エマニュエル・ドット氏の近著に「西洋の敗北」という本があります。
彼は若くしてソビエトの崩壊を予言し、的中させ、有名になりましたが、この本では、今回のウクライナにロシアが侵攻した戦争は、実質米露の戦いで、米国の反転攻勢が失敗していると評価しています。
その原因は、米国が十分兵器が供給出来ない=作れないからで、アメリカでは、製造業につく若者がいないためといいます。
トランプ大統領も、イーロンマスク氏も、神に対する敬虔な心を持たず、虚無的な、実利主義に走り、その結果、架空の繫栄で終わるといいます。
私は西洋の神が死んだのは、ずいぶん前のことのように思います。
ドストエフスキーの時代から神が本当にいるのなら・・という問いは重ねられてきました。
アンドレマルロー氏が日本文化に興味を持ったのは、日本人の個人の「死」の乗り越え方の特殊性・腹切りという名誉についてからでした。
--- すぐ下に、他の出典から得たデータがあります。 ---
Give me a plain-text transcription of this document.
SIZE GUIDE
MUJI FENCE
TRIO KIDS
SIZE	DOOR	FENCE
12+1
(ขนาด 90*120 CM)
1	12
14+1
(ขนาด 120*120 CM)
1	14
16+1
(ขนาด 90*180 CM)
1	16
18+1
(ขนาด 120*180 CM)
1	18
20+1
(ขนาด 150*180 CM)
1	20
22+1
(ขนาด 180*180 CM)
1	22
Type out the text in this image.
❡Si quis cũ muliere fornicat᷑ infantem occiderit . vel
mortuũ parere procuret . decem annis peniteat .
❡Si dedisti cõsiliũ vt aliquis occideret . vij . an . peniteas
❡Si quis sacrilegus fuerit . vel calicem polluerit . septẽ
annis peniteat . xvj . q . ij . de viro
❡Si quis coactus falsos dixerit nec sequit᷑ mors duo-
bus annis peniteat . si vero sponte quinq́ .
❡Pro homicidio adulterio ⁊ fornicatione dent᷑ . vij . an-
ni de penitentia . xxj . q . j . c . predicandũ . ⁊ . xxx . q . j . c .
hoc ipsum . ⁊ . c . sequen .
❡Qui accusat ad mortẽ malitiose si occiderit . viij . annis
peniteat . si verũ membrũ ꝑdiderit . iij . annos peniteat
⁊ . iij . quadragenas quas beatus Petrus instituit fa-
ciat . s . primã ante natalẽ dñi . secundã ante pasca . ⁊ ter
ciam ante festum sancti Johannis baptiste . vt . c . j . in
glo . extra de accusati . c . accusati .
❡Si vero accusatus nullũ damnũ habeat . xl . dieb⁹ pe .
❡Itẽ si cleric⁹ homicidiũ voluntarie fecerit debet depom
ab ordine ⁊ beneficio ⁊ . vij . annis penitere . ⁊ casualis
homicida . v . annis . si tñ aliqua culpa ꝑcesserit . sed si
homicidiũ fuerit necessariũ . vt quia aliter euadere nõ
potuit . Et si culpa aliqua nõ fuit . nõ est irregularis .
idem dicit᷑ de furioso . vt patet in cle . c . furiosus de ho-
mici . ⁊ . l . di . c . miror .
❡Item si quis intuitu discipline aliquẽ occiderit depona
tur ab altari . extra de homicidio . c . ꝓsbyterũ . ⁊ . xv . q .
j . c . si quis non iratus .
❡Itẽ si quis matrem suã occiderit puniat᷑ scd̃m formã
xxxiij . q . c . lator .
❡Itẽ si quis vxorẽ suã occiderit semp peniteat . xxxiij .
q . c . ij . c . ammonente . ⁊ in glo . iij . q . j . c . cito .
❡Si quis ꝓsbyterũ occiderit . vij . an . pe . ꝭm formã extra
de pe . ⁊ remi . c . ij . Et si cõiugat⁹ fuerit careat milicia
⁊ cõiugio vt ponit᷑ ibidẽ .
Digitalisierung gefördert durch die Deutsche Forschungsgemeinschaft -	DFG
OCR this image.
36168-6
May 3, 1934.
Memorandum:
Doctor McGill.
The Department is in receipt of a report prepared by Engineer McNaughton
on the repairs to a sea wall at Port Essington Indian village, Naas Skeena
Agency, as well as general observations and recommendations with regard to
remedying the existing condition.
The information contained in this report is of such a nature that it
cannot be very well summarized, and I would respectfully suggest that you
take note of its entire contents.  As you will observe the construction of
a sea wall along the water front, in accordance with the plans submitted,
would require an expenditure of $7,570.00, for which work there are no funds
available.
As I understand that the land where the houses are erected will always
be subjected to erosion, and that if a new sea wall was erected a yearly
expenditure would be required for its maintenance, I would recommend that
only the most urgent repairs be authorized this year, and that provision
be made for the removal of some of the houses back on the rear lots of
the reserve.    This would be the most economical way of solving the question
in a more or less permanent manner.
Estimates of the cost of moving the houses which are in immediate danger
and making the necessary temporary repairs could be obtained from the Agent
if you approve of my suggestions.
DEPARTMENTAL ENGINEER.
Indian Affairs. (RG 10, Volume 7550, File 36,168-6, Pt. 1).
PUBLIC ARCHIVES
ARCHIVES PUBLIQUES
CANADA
仏教には神は存在しません。ただ教えだけがあるのです。
神道には八百万の神がいて、時々やってきて、お祭りで接待すると帰ってくれる。経典はなく、ご本尊もありません。
神という存在が自然や人間を作ったという物語を信じるのは難しくなったのではないでしょうか。
その人間以上の恐れるものがなくなれば・・
現世の実利だけを追求すればよいとなりやすい。
それは虚無的で、今さえよければいい、自分さえよければいい、という刹那主義に転落します。